Movimentos intensivos e artísticos por meio das imagens
Trato as imagens como superfícies de
inscrição de significados para além do campo da representação, pois dão espaço
para uma interpretação que foge ao jogo da descoberta de verdades únicas. De
acordo com as nossas experiências de vida, cada imagem se abre às infinitas
possibilidades de reinscrição, afetando-nos de muitas
formas diferentes ao recorrerem ao nosso baú particular de memórias e
sensações. Para Georges Didi-Huberman (2018, p. 163),
as imagens são “movimentos e tempos, irrefreáveis e imprevisíveis”, saindo do
nosso controle racional, adentrando nos labirintos de um eu em constante
fratura, decompondo-se a cada encontro.
Não são fáceis as definições muito
delimitadas de imagem, pois estamos falando de uma organização visual de
sentidos e percepções que vão bem além dos aspectos generalizáveis da ciência
hegemônica. Nisto, dialogo com Emmanuel Alloa (2015,
p. 07) quando diz que “[…] somos perpetuamente superexpostos às imagens,
interagimos com elas, mas se alguém nos pedisse para explicar o que é uma
imagem, teríamos dificuldade de fornecer uma resposta”. Também segundo Didi-Huberman (2008, p. 15, grifos do autor), “não podemos
dizer: a imagem é isso ou aquilo.

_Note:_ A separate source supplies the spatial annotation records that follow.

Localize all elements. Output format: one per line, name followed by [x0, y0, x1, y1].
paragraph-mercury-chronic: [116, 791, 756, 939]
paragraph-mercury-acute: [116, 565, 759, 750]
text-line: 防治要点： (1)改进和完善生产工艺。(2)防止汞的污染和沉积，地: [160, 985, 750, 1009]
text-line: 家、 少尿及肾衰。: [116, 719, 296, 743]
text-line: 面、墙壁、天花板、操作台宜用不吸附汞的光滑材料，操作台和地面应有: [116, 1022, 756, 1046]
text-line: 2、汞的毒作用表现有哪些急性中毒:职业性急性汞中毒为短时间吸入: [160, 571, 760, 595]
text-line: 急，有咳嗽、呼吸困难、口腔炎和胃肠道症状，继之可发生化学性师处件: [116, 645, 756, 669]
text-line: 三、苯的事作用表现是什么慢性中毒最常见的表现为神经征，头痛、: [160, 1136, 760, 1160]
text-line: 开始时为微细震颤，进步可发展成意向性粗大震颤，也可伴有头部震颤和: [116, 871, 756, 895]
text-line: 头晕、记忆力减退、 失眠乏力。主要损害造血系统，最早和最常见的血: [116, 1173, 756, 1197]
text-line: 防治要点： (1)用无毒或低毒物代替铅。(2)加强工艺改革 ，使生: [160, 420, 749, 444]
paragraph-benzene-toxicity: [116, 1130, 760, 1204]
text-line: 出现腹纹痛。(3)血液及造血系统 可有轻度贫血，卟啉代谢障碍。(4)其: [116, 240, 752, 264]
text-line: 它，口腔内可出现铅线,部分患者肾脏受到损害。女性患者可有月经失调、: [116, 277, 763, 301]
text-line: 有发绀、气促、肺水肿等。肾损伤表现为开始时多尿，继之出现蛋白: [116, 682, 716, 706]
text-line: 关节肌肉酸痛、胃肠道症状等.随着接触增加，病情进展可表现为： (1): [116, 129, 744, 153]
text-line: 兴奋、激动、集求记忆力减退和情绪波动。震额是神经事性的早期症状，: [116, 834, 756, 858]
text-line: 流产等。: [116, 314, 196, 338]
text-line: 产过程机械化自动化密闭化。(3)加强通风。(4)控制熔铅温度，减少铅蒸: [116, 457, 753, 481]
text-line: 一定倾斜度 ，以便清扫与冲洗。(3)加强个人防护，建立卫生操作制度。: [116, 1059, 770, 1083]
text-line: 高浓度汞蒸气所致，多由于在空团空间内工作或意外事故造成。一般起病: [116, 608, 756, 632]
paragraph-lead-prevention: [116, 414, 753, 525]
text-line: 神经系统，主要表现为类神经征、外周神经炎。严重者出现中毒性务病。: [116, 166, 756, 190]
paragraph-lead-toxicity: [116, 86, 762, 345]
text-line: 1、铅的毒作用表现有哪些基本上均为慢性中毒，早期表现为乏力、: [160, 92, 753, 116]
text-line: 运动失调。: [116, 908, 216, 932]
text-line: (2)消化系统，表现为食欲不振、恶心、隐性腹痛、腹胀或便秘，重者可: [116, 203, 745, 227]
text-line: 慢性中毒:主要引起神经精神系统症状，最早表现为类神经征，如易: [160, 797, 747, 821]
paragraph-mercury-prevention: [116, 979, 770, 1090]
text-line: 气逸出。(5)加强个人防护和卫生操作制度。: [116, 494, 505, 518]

Pode-se apenas dizer: esta imagem trabalha
assim ou assim, transforma isto ou aquilo, se transforma nisto ou
naquilo”. Estas reflexões nos levam a pensar na potência não de conceituações
estreitas, mas do fazer com a imagem, do rememorar diante da imagem, das
afecções intensivas proporcionadas neste encontro. Não há uma ontologia da
imagem que poderia defini-la de uma maneira única ou até mesmo com base em um
caráter anterior a sua operacionalidade. Ela é puro devir
e trabalha como uma ação visualizada/visualizante do/no
mundo. A imagem seria o que a instantaneidade do acontecimento nos revela com
todas as suas dores, alegrias, paixões, dissabores, nos ensinando em meio aos
deslocamentos efetuados pela fruição.
Historicamente marcada por diversas
funções e características, como as de falseabilidade das aparências, segundo
Platão, ao se referir às artes, e de projeção no encontro com o divino na Idade
Média, a imagem sempre operou em um campo político onde as relações de poder
podem ser dar de forma mais acentuada, como na sua utilização massiva por
líderes autoritários, como Adolph Hitler e Benito Mussolini, na composição de
suas performances de conquista, ou vendida com sutileza, como nas políticas de
desejo nos aplicativos de paquera na contemporaneidade (Silva Junior, 2020). Penso
que uma “mecânica do poder” (Foucault, 2014) pode se instaurar na disciplinarização
do nosso olhar, já que a disciplina, para Michel Foucault, é “uma anatomia
política do detalhe” (Foucault, 2014, p. 137) que vai consumindo aos poucos as
amplitudes do movimento, encerrando o corpo, controlando os gestos, silenciando
as vozes, cronometrando as marchas da história e enquadrando a vida. A imagem,
neste aspecto, torna-se uma visibilização do controle engendrado pelas mais
diversas forças que buscam reger o mundo, controlar as representações e os mais
distintos modos de falar sobre o mundo. Dessa forma, para Rancière
(2009, p. 15, grifo do autor), a “partilha do sensível” se torna uma batalha
política, pois é “o sistema de evidências sensíveis que revela, ao mesmo tempo,
a existência de um comum e dos recortes que nele definem lugares e
partes respectivas”, ou seja, a distribuição, no espaço, de quem pode falar,
visibilizar, produzir narrativas sobre o mundo, o que dialoga diretamente,
segundo o filósofo francês, com a produção e a distribuição da arte nos mais
diversos momentos da história.
Por outro lado, a imagem também pode ser
uma esfera de ampliação de possíveis, adentrando nas malhas de poder na invenção
de outras narrativas que produzam borramentos de
fronteiras identitárias, deslocamentos, trânsitos, fluidez e devires. Se é
usada pelos grupos hegemônicos para regular a vida em sociedade, também é
potência de anunciação dos virtuais, elementos para uma experiência sensível
consigo e com o outro. Para Raniere et al. (2020, p. 21), “todas as imagens são
ao mesmo tempo percepção, motricidade e afecto”, o
que nos diz sobre a sua compreensão complexa, mas, ao mesmo tempo, extensa para
retrabalharmos os olhares que lançamos sobre o mundo por meio da arte.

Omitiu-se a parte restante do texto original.